Atau percakapan ini: “Kenapa kamu berteriak-teriak?” / “Ceritanya panjang.” / “Aku punya banyak waktu.” Karena apa pun bisa membawaku lebih dekat dengan Dad adalah sesuatu yang ingin kutehaui,  bahkan meskipun itu akan menyakitiku. // “Jadi apa yang berarti?” / “Menjadi seseorang yang bisa diandalkan. Menjadi seseorang yang baik.”

Yang menyedihkan, sebuah fakta bahwa Ayah dan ibunya yang bentar lagi merayakan anniversary pernikaha. “Dia akan merayakan ulang tahun pernikahan seminggu lagi. 14 September, dia akan memberi kejutan untuk ibumu.”

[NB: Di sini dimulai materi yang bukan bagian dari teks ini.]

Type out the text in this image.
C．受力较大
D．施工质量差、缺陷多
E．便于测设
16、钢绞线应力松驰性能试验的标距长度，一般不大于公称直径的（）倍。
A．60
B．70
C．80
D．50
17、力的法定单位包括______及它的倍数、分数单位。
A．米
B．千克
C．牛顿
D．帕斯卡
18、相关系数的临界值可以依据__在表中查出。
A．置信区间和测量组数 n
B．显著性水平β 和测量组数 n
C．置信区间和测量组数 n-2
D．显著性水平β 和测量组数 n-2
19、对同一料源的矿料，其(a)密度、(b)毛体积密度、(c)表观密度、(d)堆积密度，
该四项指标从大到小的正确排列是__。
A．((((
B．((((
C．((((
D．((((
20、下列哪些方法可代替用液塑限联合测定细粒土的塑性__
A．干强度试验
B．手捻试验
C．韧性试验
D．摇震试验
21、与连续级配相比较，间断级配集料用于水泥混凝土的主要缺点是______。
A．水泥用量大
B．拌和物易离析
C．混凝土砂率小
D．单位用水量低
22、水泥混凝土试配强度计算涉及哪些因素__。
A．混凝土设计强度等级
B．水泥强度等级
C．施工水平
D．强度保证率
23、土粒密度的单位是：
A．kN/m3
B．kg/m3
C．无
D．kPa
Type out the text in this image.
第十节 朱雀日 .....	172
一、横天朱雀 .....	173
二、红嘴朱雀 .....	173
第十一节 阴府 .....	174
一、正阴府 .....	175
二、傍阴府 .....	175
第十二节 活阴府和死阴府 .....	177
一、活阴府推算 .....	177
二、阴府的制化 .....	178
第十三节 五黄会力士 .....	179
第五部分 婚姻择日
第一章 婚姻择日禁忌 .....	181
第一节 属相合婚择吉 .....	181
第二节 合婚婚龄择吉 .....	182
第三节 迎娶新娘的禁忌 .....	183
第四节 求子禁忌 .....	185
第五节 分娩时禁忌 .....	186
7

Bergitulah, rasanya kok malah benar adanya, di dunia ini ya, bawah “Aku terus memikirkan betapa semua ini adalah nama orang yang sudah meninggal, dan betapa nama pada dasarnya adalah satu-satunya hal yang masih tetap bisa dimiliki oleh orang yang sudah meninggal.”

Bisa jadi Foer jadi penulis favorit terbaruku, tapi apakah bisa berharap buku-bukunya banyak dialihbahasakan Indonesia? Kalau ada, jelas layak sekali dikoleksi dan dinikmati. Semoga makin banyak penerbit melakukannya. Suatu saat, siapa tahu ia jadi pemenang Man Booker. Terima kasih.

Oiya, saya pernah nonton filmnya. Dibintangi Tom Hanks, tapi saya lupa detailnya karena saat nonton terputus-putus dan tak selesai. Setelah baca buku ini, jelas akan kutonton ulang sepenuhnya. Film Oscars.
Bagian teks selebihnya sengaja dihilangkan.